Jun 01, 2016

Enabling Polyhedral Optimizations in Julia

Over the the next few months I will be working on an exciting project as one of this year's Google Summer of Code students. My work will aim at making available the power of polyhedral optimizations to the programming language Julia (I also cordially invite you to have a look at my project proposal for an overview of my planned activities). When a Julia program is executed its source code will be translated, at run-time, to native machine code via the LLVM compiler framework. Fortunately, with Polly there already exists a polyhedral optimizer that can be used for LLVM-based compilers - so theoretically I will "just" have to integrate Polly into Julia's compiler tool-chain. As often, however, it's the technical details that make this practically challenging. Now, GSoC already started last week, the very first steps have been taken and I therefore would like to give a little insight on my initial activities.

First steps towards Polly

In LLVM, the basic means to organize functionality is a pass - a component that fulfills a certain (ideally coherent) responsibility within the whole compilation process. It is then possible to decide quite freely which of LLVM's functionality to use by instructing it to include only particular passes. The same holds true for Julia - when it initializes LLVM it chooses a certain set of passes that it wants to leverage when compiling programs to machine code. Also Polly is essentially a collection of such passes that provides all the necessary analyses and transformations which together make up a polyhedral optimizer.

LLVM makes it relatively easy to configure it's pass infrastructure, therefore also making it possible to add Polly's passes to Julia's pass-pipeline in a relatively non-intrusive manner.

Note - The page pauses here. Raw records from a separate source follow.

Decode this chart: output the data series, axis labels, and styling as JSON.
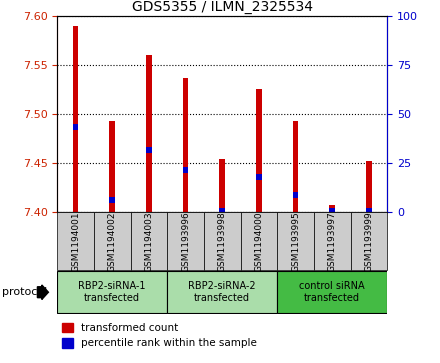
{
  "title": "GDS5355 / ILMN_2325534",
  "samples": [
    "GSM1194001",
    "GSM1194002",
    "GSM1194003",
    "GSM1193996",
    "GSM1193998",
    "GSM1194000",
    "GSM1193995",
    "GSM1193997",
    "GSM1193999"
  ],
  "red_values": [
    7.59,
    7.493,
    7.561,
    7.537,
    7.454,
    7.526,
    7.493,
    7.408,
    7.452
  ],
  "blue_values": [
    7.487,
    7.413,
    7.464,
    7.443,
    7.401,
    7.436,
    7.418,
    7.401,
    7.401
  ],
  "ylim_left": [
    7.4,
    7.6
  ],
  "yticks_left": [
    7.4,
    7.45,
    7.5,
    7.55,
    7.6
  ],
  "ylim_right": [
    0,
    100
  ],
  "yticks_right": [
    0,
    25,
    50,
    75,
    100
  ],
  "groups": [
    {
      "label": "RBP2-siRNA-1\ntransfected",
      "indices": [
        0,
        1,
        2
      ],
      "color": "#aaddaa"
    },
    {
      "label": "RBP2-siRNA-2\ntransfected",
      "indices": [
        3,
        4,
        5
      ],
      "color": "#aaddaa"
    },
    {
      "label": "control siRNA\ntransfected",
      "indices": [
        6,
        7,
        8
      ],
      "color": "#44bb44"
    }
  ],
  "bar_width": 0.15,
  "red_color": "#cc0000",
  "blue_color": "#0000cc",
  "bg_color": "#ffffff",
  "sample_box_color": "#cccccc",
  "protocol_label": "protocol"
}
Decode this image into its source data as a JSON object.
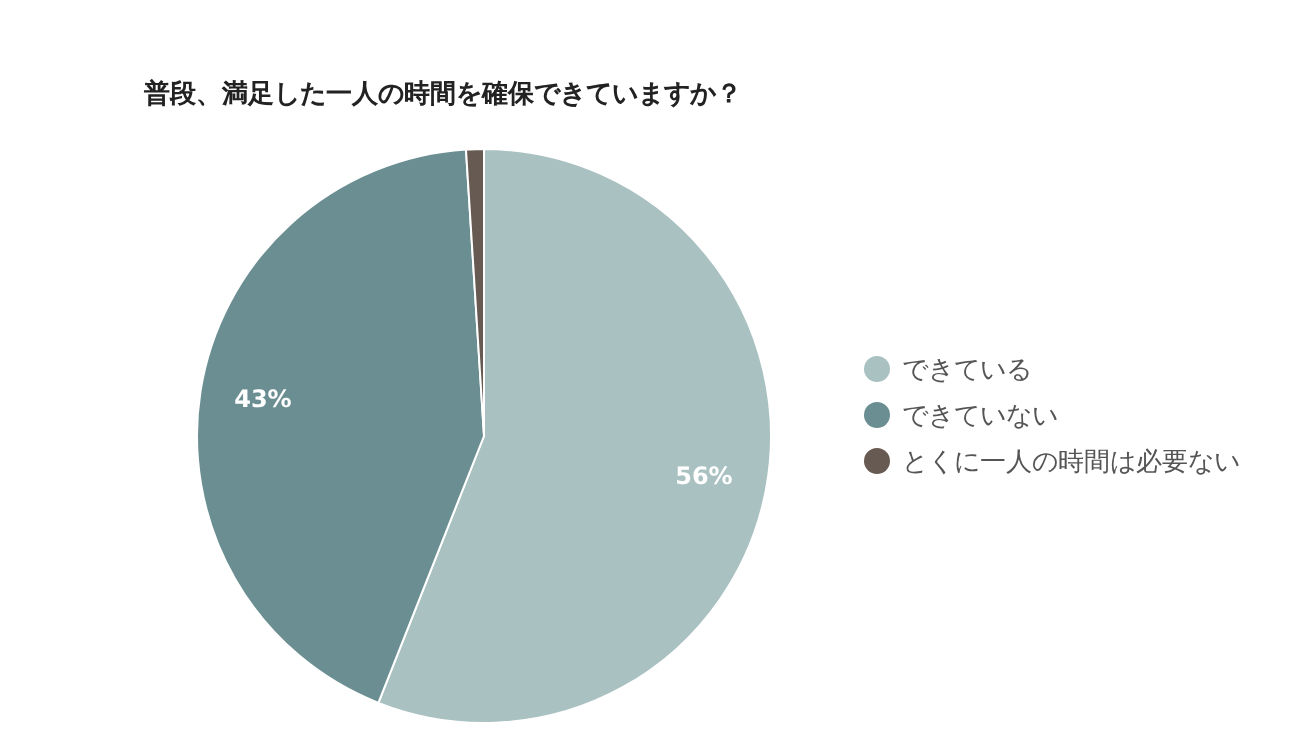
{
  "chart_data": {
    "type": "pie",
    "title": "普段、満足した一人の時間を確保できていますか？",
    "categories": [
      "できている",
      "できていない",
      "とくに一人の時間は必要ない"
    ],
    "values": [
      56,
      43,
      1
    ],
    "value_labels": [
      "56%",
      "43%",
      null
    ],
    "colors": [
      "#a9c1c1",
      "#6b8e92",
      "#675a52"
    ],
    "legend": "right"
  }
}
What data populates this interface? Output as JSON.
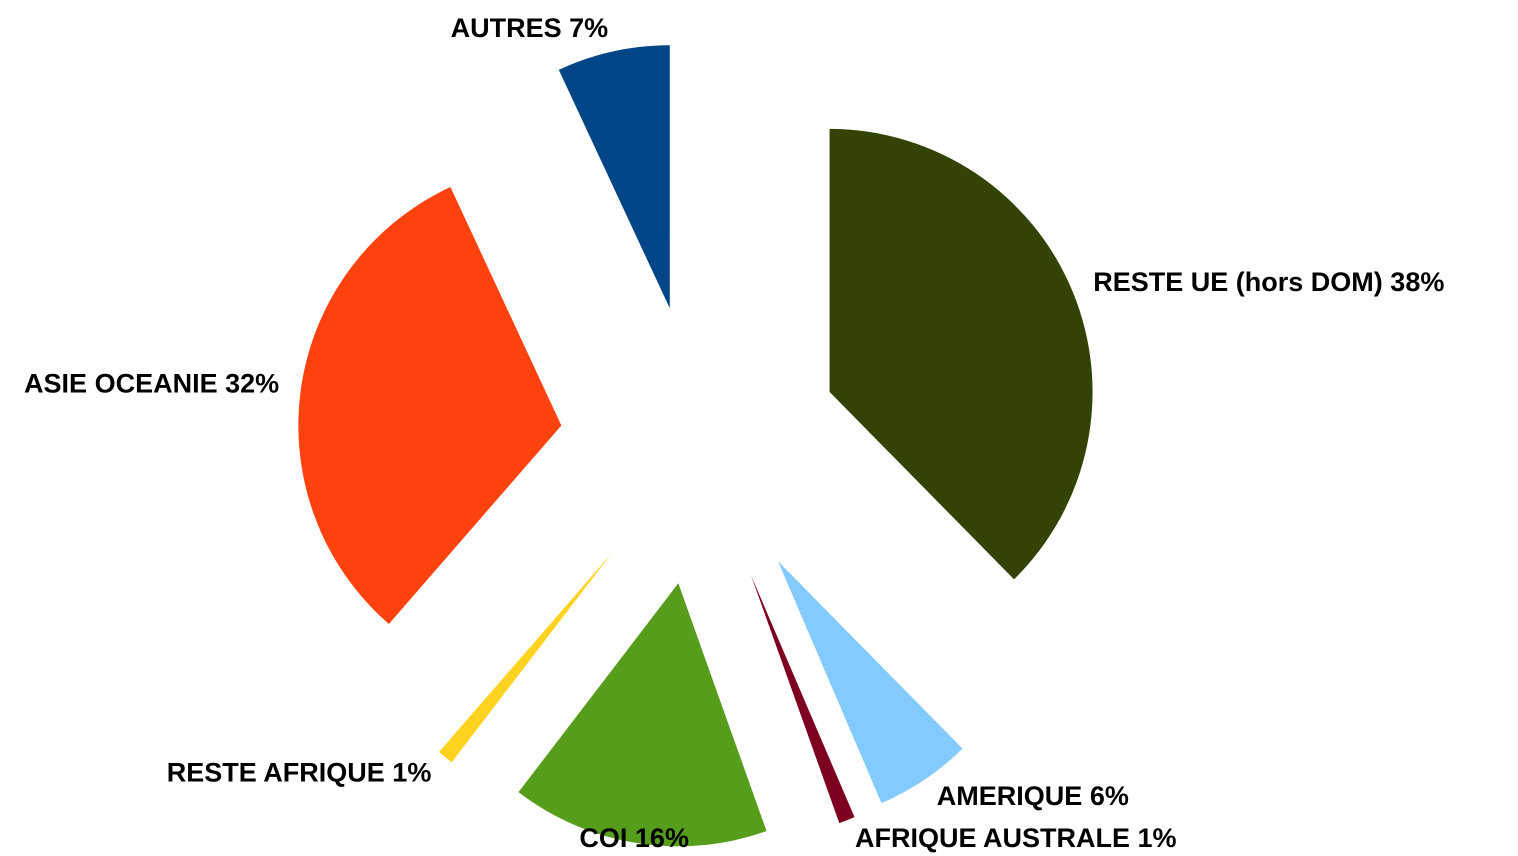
{
  "chart_data": {
    "type": "pie",
    "categories": [
      "RESTE UE (hors DOM)",
      "AMERIQUE",
      "AFRIQUE AUSTRALE",
      "COI",
      "RESTE AFRIQUE",
      "ASIE OCEANIE",
      "AUTRES"
    ],
    "values": [
      38,
      6,
      1,
      16,
      1,
      32,
      7
    ],
    "value_labels": [
      "38%",
      "6%",
      "1%",
      "16%",
      "1%",
      "32%",
      "7%"
    ],
    "colors": [
      "#334205",
      "#83caff",
      "#7e0021",
      "#579d1c",
      "#ffd320",
      "#ff420e",
      "#004586"
    ]
  }
}
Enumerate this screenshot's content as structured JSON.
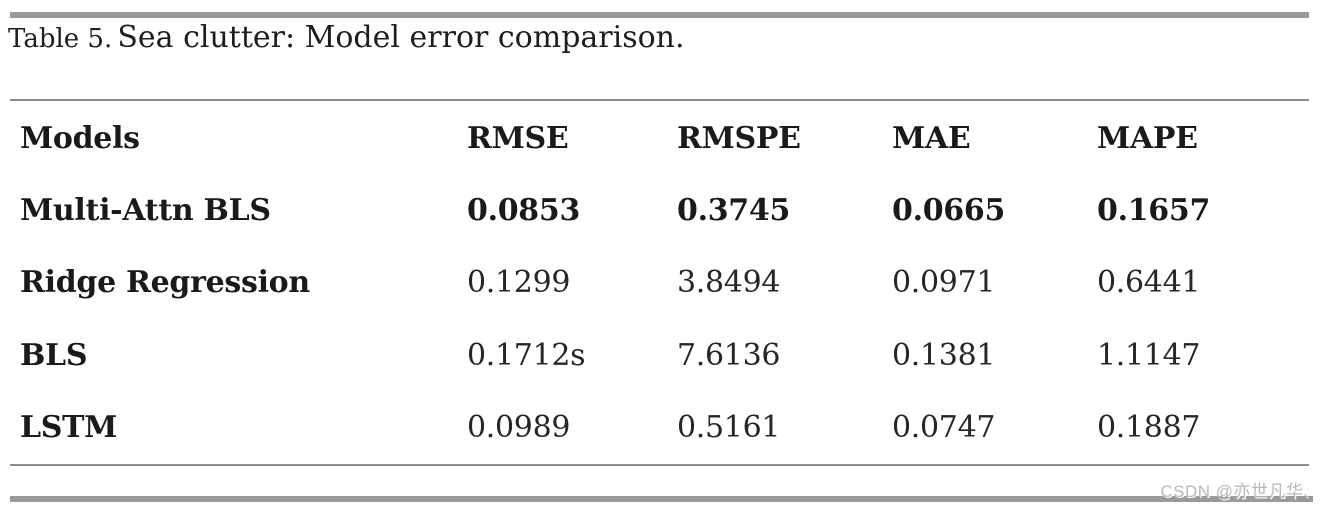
{
  "caption": {
    "label": "Table 5.",
    "title": "Sea clutter: Model error comparison."
  },
  "table": {
    "columns": [
      "Models",
      "RMSE",
      "RMSPE",
      "MAE",
      "MAPE"
    ],
    "rows": [
      {
        "model": "Multi-Attn BLS",
        "rmse": "0.0853",
        "rmspe": "0.3745",
        "mae": "0.0665",
        "mape": "0.1657",
        "emphasis": "bold"
      },
      {
        "model": "Ridge Regression",
        "rmse": "0.1299",
        "rmspe": "3.8494",
        "mae": "0.0971",
        "mape": "0.6441",
        "emphasis": "normal"
      },
      {
        "model": "BLS",
        "rmse": "0.1712s",
        "rmspe": "7.6136",
        "mae": "0.1381",
        "mape": "1.1147",
        "emphasis": "normal"
      },
      {
        "model": "LSTM",
        "rmse": "0.0989",
        "rmspe": "0.5161",
        "mae": "0.0747",
        "mape": "0.1887",
        "emphasis": "normal"
      }
    ]
  },
  "watermark": {
    "text": "CSDN @亦世凡华",
    "trailing_mark": "、"
  },
  "colors": {
    "bar_gray": "#9a9a9a",
    "rule_gray": "#8c8c8c",
    "text_dark": "#1a1a1a",
    "watermark_gray": "#b9b9b9",
    "background": "#ffffff"
  }
}
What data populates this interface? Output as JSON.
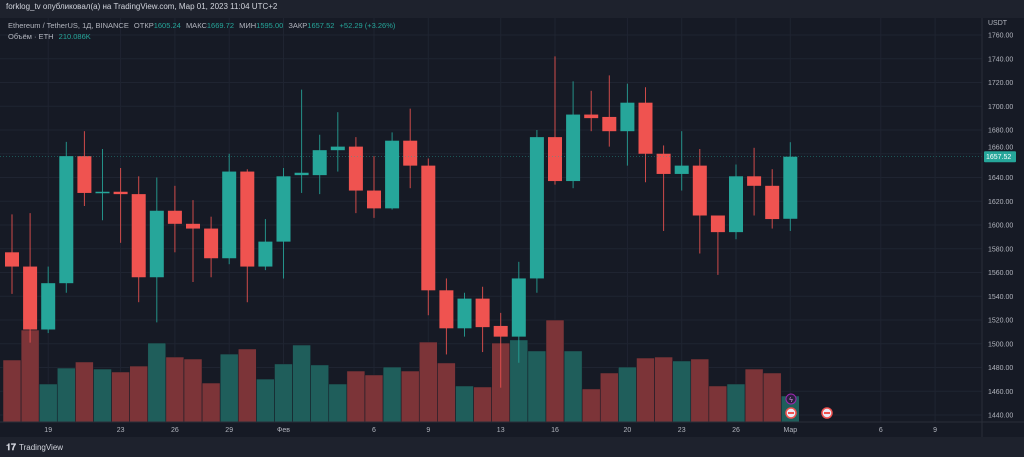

The required changes can be viewed at my according pull request that has already been merged into Julia's official github repository. Furthermore, this pull request adds the possibility for Julia programmers to explicitly run Polly's optimizations for particular functions - therefore a new macro @polly was introduced, to annotate those functions for which Polly should be run.

How to use the new features

This functionality is still at an early stage and using it requires a few preparative steps. First of all it is necessary to download and build LLVM and Polly from source (for example as described here). Furthermore, also the development version of Julia has to be downloaded from its github repository and Julia's build process has to be configured in order to build against the previously compiled version of LLVM/Polly. Therefore a Make.user file has to be created that has to be located where Julia will be built, containing the following lines (where YOUR_LLVM_BUILD_DIR has to point to the previously compiled LLVM build):

USE_SYSTEM_LLVM:=1
USE_POLLY:=1
LLVM_CONFIG:=$(YOUR_LLVM_BUILD_DIR)/bin/llvm-config

It will then be possible to annotate functions in your Julia programs, to optimize them via Polly:

@polly function foo()
    ...
end

What's next

One of the next goals is to ease this build process by removing the necessity to manually build LLVM/Polly. Instead, it should be possible to automatically retrieve and build Polly when building Julia. In addition to that, to give you an idea of what I will be doing for the rest of the summer then, let's have a look at the following code sample below. It multiplies the square matrices A and B, writing the result to C.

@polly function matmul(A,B,C)
    m,n = size(A)
    @inbounds for i=1:n, j=1:n, k=1:n
        C[i,j] += A[i,k] * B[k,j]
    end
end

Provided the input data you use is not too small, Polly will cause this function to run significantly faster. However, you might notice the @inbounds macro in front of the for loop. Usually, Julia strives to emit bounds-checks array accesses. With this macro, however, it will skip these checks and assume that these accesses will be safe. Normally you should only use this macro for code regions for which you can be sure that there will not happen any out-of-bounds accesses. Even though we cannot guarantee all accesses to be safe there's a particular reason for the presence of the macro - at its current state Polly will not be able to optimize the code that Julia generates when bound-checks are enabled. This means removing @inbounds here also removes the ability to optimize this function.

Furthermore, you might also ask yourself why we restricted ourselves to square matrices. So let's at least remove this restriction to allow the multiplication of non-square matrices as well:

@polly function matmul(A,B,C)
    m,n = size(A)
    n,o = size(B)
    @inbounds for i=1:m, j=1:o, k=1:n
        C[i,j] += A[i,k] * B[k,j]
    end
end

Unfortunately, also this change will cause Julia to emit code that can not be optimized by Polly.

So as these examples suggest, my work will not end here. In order to leverage the full power of Polly from within Julia it will be necessary to identify the reasons that prevent Polly from optimizing programs like the above ones. Then, of course, it will be necessary to either adapt Julia's LLVM code generator to emit code that is amenable to Polly or to directly adapt Polly's analysis and transformation passes and to improve their applicability.

Either way, I'm looking forward to letting you know about any prospective findings.

Acknowledgements

Special thanks go to Karthik Senthil who provided a first patch that experimentally integrated Polly into an earlier version of Julia which built the basis for my first changes and helped me to find my way into Julia's internals.